Although the captured HD image can be resized to the input size of the proposed model, downscaling a high-resolution image may result in the loss of information that is useful for classification, and the model may not operate smoothly [
48]. Thus, the images were divided into 28 equal parts of 224 × 224, and the model was evaluated for the divided pictures. When the pictures are divided without overlapping parts, there is a possibility of a blind spot where the object to be found is cut off. Thus, the images are divided such that there are overlapping parts. The predicted classification values of each part of the picture were merged into the entire image and were visualized. The results of applying the proposed model to the drone shooting screen are shown in
Figure 11. The confidence value was over 50%, and the label corresponding to the photograph part was predicted.

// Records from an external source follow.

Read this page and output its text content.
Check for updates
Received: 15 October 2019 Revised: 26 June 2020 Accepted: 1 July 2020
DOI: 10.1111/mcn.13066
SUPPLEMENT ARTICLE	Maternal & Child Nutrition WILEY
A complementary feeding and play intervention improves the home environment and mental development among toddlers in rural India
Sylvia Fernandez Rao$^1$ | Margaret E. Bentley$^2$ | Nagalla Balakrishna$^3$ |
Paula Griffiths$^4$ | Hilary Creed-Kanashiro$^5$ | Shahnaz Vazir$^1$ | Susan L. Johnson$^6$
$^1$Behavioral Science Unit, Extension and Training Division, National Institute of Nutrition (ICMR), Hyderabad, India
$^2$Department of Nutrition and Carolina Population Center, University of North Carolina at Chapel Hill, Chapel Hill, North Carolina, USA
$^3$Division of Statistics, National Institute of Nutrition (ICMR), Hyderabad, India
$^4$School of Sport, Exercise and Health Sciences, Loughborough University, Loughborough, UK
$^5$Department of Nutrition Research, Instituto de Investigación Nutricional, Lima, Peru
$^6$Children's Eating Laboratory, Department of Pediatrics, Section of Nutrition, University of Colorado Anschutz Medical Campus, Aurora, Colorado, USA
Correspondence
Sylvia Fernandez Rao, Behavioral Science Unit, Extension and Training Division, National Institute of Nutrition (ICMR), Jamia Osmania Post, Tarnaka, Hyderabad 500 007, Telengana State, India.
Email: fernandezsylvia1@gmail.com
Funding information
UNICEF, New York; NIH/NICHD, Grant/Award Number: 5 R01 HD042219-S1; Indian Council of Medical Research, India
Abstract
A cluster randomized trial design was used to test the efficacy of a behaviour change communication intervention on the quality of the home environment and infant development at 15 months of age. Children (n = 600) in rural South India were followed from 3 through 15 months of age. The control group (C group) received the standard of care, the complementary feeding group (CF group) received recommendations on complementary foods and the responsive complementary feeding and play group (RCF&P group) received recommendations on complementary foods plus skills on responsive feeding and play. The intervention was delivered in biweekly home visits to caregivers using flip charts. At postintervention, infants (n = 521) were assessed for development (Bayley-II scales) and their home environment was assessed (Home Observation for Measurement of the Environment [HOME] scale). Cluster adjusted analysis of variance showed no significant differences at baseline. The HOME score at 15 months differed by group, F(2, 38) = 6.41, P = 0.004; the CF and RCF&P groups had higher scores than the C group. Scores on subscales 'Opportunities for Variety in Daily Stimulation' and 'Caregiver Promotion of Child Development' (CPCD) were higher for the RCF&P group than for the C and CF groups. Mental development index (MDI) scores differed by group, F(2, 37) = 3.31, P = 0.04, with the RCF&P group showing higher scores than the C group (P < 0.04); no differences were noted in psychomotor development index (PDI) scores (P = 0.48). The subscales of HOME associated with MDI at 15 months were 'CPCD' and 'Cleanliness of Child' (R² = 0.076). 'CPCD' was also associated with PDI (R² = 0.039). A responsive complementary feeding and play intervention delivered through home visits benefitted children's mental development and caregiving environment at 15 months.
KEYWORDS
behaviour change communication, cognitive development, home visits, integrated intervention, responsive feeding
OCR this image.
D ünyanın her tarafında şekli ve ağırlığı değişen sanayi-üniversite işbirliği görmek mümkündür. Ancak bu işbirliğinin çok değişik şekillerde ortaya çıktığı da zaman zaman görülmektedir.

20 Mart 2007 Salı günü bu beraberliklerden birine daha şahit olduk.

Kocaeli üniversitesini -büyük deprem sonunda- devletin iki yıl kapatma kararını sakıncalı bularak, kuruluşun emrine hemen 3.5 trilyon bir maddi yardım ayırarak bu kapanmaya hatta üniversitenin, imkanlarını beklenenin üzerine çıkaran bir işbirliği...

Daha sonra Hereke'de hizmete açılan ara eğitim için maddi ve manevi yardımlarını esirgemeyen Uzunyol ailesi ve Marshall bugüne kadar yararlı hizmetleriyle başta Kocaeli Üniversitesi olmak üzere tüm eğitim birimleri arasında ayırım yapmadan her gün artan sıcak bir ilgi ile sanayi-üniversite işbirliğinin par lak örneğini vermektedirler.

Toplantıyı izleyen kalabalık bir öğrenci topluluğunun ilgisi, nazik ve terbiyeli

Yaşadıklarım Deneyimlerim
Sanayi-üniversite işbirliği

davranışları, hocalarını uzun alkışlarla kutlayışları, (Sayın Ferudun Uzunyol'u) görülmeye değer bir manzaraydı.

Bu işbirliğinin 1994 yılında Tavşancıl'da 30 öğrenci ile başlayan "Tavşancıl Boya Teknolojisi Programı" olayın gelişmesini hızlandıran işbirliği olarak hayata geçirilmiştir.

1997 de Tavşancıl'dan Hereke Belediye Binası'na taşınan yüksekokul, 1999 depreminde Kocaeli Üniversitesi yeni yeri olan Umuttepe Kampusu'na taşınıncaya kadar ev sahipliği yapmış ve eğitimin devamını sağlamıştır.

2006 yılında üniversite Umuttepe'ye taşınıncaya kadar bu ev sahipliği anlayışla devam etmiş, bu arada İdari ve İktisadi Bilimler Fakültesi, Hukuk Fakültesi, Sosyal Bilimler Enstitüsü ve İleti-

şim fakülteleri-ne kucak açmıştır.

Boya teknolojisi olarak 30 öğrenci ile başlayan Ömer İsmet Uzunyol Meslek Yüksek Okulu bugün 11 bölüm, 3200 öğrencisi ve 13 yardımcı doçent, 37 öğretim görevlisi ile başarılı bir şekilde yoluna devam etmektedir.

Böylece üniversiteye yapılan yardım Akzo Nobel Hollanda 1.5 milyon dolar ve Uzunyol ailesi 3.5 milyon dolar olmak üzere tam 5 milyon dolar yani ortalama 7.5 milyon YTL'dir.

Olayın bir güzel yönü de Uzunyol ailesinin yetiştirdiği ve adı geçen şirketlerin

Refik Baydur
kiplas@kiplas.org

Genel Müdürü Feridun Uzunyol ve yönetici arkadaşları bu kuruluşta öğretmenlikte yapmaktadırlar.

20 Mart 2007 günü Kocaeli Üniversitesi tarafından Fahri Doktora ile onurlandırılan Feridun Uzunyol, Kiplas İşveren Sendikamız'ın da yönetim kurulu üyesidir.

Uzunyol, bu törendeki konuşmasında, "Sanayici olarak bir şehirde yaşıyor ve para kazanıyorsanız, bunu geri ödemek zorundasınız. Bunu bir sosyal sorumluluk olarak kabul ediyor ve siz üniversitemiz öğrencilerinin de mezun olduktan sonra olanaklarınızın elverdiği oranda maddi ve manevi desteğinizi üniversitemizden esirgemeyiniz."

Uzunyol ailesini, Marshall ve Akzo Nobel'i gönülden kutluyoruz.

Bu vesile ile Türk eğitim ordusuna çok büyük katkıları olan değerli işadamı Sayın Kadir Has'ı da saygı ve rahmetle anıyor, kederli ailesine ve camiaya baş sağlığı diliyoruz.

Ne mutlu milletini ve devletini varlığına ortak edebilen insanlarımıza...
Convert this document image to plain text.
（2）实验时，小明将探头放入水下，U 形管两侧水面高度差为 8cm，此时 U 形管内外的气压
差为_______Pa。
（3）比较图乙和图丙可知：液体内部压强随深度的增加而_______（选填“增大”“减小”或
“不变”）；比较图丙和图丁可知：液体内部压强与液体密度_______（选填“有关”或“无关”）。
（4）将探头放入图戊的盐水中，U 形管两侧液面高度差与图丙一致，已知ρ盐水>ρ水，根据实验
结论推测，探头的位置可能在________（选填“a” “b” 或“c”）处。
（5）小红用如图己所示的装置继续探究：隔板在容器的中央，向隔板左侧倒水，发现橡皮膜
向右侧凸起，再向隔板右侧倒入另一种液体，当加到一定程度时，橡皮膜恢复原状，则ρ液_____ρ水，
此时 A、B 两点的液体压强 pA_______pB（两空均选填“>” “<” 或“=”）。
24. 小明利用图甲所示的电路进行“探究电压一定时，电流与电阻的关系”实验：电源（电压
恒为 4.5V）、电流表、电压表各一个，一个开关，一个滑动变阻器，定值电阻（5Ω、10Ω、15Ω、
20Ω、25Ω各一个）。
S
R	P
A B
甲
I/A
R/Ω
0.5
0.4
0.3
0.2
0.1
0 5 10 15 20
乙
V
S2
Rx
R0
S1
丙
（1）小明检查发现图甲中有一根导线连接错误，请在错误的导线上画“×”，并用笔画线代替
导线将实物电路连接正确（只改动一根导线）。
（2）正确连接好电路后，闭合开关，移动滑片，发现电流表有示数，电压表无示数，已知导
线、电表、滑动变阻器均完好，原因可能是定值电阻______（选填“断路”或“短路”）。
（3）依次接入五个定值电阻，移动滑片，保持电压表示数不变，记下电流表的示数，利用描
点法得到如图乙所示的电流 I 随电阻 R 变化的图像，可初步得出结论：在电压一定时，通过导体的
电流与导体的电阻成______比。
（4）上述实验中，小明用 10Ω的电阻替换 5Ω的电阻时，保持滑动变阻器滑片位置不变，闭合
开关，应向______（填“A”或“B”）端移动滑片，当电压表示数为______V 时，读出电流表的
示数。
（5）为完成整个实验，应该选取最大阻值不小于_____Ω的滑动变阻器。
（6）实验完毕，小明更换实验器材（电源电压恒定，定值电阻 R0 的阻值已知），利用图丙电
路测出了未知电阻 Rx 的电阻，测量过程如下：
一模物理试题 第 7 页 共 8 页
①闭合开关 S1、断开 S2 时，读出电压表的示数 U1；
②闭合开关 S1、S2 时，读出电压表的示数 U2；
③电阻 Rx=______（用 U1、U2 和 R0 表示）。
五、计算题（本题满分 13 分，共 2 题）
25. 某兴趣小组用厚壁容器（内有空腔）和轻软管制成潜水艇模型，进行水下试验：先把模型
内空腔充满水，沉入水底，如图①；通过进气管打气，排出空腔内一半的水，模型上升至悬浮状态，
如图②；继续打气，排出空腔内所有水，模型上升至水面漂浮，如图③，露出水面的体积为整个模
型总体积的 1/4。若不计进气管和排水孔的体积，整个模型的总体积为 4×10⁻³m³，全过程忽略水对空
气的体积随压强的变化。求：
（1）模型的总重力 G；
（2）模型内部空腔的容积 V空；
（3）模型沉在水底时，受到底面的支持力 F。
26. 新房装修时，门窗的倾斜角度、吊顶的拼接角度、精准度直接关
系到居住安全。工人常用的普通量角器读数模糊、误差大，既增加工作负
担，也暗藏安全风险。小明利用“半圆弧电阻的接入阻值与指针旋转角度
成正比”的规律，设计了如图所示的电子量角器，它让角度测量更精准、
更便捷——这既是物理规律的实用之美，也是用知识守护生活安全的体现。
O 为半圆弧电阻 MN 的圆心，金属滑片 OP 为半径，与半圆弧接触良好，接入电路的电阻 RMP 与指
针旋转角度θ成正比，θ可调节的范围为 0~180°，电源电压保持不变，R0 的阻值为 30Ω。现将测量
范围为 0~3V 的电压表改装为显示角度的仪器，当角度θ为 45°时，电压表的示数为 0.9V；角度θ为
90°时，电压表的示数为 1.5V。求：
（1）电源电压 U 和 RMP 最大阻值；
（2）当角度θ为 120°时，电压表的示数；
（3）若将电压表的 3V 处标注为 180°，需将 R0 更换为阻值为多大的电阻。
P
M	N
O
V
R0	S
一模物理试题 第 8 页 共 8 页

In
Figure 11, a forest fire was detected based on smoke in the central part of the whole picture. However, there was also an error (9.02%) in the building area, which was important for preserving residential and cultural assets. This error can be explained as follows: the large object was still cut off in the cropped image despite the application of the overlapping method. The white dotted circle was drawn to highlight the area with people, and the model correctly predicted that there were people in the area at 99.34% and 77.03%.